Why have we retained our AAA credit rating despite, by S&P’s figures, suffering a
larger debt-GDP ratio than America? The Taxpayers’ Alliance’s Matthew Sinclair answers the question in some detail here, but one passage from S&P’s own analysis stands out. They explain that:
In other words, it’s all about trajectory. America’s debt mountain, it is thought, will still be growing as percentage of GDP by 2015. Whereas ours will start, ever so slowly, crumbling.“When comparing the U.S. to sovereigns with ‘AAA’ long-term ratings that we view as relevant peers–Canada, France, Germany, and the U.K.–we also observe, based on our base case scenarios for each, that the trajectory of the U.S.’s net public debt is diverging from the others. Including the U.S., we estimate that these five sovereigns will have net general government debt to GDP ratios this year ranging from 34% (Canada) to 80% (the U.K.), with the U.S. debt burden at 74%. By 2015, we project that their net public debt to GDP ratios will range between 30% (lowest, Canada) and 83% (highest, France), with the U.S. debt burden at 79%. However, in contrast with the U.S., we project that the net public debt burdens of these other sovereigns will begin to decline, either before or by 2015.”

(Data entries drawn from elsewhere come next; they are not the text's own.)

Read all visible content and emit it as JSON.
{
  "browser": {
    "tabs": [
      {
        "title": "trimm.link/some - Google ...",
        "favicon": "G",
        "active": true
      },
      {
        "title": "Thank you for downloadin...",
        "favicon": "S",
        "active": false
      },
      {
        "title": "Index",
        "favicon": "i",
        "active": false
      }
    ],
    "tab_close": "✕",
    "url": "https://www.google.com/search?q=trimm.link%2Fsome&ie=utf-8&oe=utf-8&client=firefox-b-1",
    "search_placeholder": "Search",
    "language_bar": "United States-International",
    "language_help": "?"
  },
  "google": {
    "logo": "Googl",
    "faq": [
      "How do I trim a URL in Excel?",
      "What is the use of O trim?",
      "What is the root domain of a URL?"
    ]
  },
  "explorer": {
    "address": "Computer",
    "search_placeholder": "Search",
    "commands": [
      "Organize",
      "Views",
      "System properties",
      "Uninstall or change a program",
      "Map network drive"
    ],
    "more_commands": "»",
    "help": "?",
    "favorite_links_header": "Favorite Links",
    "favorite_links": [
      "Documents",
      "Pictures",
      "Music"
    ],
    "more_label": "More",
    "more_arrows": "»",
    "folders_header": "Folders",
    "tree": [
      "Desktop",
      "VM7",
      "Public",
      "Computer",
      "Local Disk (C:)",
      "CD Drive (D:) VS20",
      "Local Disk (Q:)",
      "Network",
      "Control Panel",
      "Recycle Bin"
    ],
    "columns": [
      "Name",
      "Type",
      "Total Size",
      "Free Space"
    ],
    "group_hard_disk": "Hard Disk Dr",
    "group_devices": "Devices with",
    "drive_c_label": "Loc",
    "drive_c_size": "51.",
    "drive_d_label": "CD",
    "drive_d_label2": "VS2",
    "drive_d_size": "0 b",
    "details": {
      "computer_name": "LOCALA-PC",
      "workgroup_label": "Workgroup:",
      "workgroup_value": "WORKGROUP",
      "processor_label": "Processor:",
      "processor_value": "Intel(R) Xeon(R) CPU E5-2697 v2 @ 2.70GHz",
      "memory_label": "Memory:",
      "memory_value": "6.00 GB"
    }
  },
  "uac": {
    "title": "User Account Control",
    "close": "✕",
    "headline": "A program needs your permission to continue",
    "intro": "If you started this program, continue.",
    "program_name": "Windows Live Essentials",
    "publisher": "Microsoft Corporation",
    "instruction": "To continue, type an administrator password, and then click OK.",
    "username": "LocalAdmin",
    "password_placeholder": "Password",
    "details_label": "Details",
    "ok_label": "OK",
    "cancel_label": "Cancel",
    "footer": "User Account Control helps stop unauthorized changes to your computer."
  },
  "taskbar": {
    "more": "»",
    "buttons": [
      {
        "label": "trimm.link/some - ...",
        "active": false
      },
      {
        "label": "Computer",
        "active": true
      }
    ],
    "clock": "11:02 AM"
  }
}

(Okay, okay, that’s not the complete picture. The UK’s national debt will keep on rising in both real and cash terms. But, so long as the various forecasts for growth and deficit reduction hold, it is expected to start tailing off as a percentage of GDP around 2015. The OBR’s soothsayers currently have our debt at 70.9 per cent of GDP in 2013-14, then 70.5 per cent in 2014-15, and 69.1 per cent in 2015-16.)
But can the same be said of Alastair Darling’s plan for the public finances which, so far as we can tell, Ed Miliband broadly supports now? The answer is written into this graph, comparing the debt-GDP projections from Darling’s last Budget with those in this year’s Osbornian Budget:
So that’s a ‘no’, then. Or, to be specific: by the terms of Darling’s last Budget, debt would have been 74.5 per cent of GDP in 2013-14, then 74.9 per cent in 2014-15. As it happens, S&P even warned about this at the time, saying that “Additional spending measures will likely be required to put the public debt burden on a clear downward trajectory later in the current decade.”
Do feel free to pour wholesale quantities of salt over this news: a victorious Labour party might have altered their fiscal plans after the election; S&P may still take fright at British debt; the OBR’s forecasts may be unreliable, and so on. But, using the information in front of us, it seems that the thin sliver of difference between the Osborne and Darling plans could well matter. It may well be shielding us from a downgrade of our own — at least for now.